Bien que nous soyons capables d’identifier nos sentiments, nous ne pouvons jamais identifier les origines inconscientes de ceux-ci. Nous créons alors des explications fausses ou partiellement vraies, que nous croyons. Le cerveau fait alors un tour de passe-passe assez surprenant : il cherche dans notre base de données mentale pour en extraire l’explication la plus plausible.

Croire que vous comprenez vos motivations et vos désirs, vos « j’aime » et « j’aime pas », est appelé l’illusion de l’introspection.

Les psychologues montrent que l’introspection n’est la plupart du temps qu’une fabrication et que vous n’avez aucun accès direct à la compréhension des origines de vos états mentaux.

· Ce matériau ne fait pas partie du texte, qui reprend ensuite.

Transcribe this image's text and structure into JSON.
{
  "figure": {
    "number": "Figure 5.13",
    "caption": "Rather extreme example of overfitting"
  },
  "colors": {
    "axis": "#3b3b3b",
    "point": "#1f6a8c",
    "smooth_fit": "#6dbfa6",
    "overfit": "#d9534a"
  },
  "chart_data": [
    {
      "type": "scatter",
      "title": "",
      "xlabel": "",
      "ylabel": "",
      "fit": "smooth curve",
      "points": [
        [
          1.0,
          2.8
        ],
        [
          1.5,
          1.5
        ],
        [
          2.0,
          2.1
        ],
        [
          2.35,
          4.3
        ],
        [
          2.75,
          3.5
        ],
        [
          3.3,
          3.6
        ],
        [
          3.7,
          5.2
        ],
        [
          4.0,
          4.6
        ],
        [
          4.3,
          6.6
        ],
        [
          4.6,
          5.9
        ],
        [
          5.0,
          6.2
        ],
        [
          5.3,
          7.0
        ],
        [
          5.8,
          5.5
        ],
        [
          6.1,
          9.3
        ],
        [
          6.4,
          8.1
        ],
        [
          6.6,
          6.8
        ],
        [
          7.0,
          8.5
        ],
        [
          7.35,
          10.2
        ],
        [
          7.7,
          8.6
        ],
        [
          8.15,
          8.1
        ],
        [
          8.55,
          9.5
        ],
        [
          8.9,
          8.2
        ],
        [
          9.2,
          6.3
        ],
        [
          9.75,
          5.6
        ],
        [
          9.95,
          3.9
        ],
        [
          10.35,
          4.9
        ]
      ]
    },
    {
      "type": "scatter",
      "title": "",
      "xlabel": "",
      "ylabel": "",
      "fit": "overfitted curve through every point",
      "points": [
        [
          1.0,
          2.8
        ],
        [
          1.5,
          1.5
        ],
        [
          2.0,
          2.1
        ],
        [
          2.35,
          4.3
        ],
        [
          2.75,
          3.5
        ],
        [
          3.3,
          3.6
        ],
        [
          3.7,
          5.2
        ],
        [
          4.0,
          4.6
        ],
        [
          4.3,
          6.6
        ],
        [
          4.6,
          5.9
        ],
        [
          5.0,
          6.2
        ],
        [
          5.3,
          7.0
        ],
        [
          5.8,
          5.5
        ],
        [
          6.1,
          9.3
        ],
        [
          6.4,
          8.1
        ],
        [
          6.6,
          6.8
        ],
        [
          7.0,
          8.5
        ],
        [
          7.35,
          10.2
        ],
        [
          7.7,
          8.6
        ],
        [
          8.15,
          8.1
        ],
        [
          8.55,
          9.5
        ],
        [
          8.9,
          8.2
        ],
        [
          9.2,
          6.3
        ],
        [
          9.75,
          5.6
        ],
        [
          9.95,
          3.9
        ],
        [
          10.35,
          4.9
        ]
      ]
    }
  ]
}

Le philosophe Daniel Dennett propose comme piste possible que lorsque vous vous expliquez vos émotions ou vos comportements, vous le fassiez comme si vous étiez en train d’écouter quelqu’un d’autre parler à votre place.

Autre piste possible : écrire une autobiographie ou se lancer dans la rédaction d’un journal intime peuvent s’avérer être des activités plus efficaces pour apprendre à se connaître soi-même ou à guérir de traumatismes ou d’expériences émotionnelles :

Dans son livre Writing to Heal: A Guided Journal for Recovering from Trauma and Emotional Upheaval, Pennebaker propose aux gens troublés par une situation stressante ou des souvenirs douloureux cet exercice tout simple :

  • - Écrivez 20 minutes par jour pendant quatre jours.
  • - Relatez un conflit ou une crise grave, quelque chose de personnel et d’important qui vous a touché directement ; vous pouvez traiter du même sujet quatre fois ou en changer d’un jour sur l’autre.
  • - Écrivez d’une traite sans vous soucier des fautes de grammaire ou d’orthographe.
  • - Écrivez pour vous seulement.
  • - Si un sujet vous bouleverse, arrêtez d’écrire.

L’inconscient est passé maître dans l’art d’utiliser des données limitées afin de construire une version de la réalité qui apparaît complète et cohérente à son partenaire, l’esprit conscient.

Les perceptions visuelles, la mémoire ainsi que les émotions sont une construction de données incomplètes, mélangées et conflictuelles. Nous utilisons cette même méthode pour construire notre image de nous-mêmes.

Le système 1 mélange faits et rêveries, en exagérant nos points forts et en minimisant ou occultant nos faiblesses, créant ainsi une sorte de séries de tableaux de Picasso où certaines parties sont disproportionnées (les parties de nous-mêmes que nous aimons) et où les autres sont réduites à l’invisibilité. Naïvement, l’esprit conscient admirera cet autoportrait en croyant que celui-ci est une représentation exacte de la réalité.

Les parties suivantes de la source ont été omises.